I prefer to think of such resolutions as promises to self. Plenty of articles focus on the types of resolutions and one's likelihood to stick with them, rather than, say, their feasibility. I have observed over time that resolution-levels are themselves intrinsically proportional to my self esteem at the time of making. Allow me to demonstrate. If they circulate around things such as:
- Find cure for cancer
- Successfully lobby governments to eradicate Third World Debt
- Advance equality of the sexes
Then paradoxically, my self esteem is running low, these are aiming quite high and any success on a personal level highly doubtful. While I do tend to "build castles in the sky" and see idealism as a positive character trait (a Libran affliction I feel), I successfully resist the temptation to move into said cloud castles (Care Bear style) and accordingly am not delusional.

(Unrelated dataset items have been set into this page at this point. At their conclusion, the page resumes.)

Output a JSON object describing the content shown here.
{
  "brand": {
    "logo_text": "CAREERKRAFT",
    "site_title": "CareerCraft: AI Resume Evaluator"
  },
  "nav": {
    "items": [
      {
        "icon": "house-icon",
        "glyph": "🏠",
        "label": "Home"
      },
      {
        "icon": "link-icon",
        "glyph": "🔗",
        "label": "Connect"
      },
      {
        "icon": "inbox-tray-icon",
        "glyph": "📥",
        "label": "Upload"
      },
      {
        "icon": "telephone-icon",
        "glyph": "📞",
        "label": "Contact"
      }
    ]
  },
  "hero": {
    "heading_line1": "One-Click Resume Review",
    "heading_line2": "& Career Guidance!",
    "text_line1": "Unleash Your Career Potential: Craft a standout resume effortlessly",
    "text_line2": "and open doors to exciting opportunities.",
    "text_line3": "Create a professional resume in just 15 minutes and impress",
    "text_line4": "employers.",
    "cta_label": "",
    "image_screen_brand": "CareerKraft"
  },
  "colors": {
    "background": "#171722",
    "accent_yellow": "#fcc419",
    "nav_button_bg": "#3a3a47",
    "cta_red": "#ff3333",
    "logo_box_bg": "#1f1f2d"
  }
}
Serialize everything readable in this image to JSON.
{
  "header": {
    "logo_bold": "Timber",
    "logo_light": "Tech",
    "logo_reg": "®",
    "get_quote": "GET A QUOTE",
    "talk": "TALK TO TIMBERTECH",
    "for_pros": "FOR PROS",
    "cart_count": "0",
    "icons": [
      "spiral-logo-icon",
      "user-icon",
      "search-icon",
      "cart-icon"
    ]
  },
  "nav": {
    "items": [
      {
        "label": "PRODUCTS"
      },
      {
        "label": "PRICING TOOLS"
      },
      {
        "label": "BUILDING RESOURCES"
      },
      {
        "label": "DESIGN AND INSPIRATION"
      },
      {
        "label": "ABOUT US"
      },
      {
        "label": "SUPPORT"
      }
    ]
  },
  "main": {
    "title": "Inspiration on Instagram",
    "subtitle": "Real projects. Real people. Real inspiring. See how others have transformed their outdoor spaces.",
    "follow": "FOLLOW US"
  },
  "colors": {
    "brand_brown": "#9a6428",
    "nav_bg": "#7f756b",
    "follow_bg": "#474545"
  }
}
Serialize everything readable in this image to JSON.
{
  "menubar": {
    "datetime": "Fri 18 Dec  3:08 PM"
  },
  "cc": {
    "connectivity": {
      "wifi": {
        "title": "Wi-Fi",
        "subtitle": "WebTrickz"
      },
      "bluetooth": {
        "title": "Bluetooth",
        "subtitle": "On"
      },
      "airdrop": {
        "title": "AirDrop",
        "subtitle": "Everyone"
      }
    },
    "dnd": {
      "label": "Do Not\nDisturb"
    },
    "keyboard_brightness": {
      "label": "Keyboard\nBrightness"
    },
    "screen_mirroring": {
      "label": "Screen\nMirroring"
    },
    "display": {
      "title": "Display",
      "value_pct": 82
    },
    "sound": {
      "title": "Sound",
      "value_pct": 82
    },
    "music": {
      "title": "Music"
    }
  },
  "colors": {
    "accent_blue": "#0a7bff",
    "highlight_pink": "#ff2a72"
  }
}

Another illuminating list would be the underachiever one whereby one's expectations of self are sufficiently low to prefix each resolution with "try to" or "if possible", thereby neatly negating the definition of resolution and exchanging resolve for "would quite like to... I think". This is otherwise known as the "get out clause" variety.

My New Year resolution is to be more decisive and proactive. This is ironically indicative of me being so indecisive about my New Year Resolutions that I was unable to come up with anything more concrete. I have a plan B sublist of course should plan A fail, with even more realistic goals along the lines of "think about Angelina Jolie more often," although in the same vein my sublist features "write fewer and shorter lists" and "set more manageable goals". I rest my case.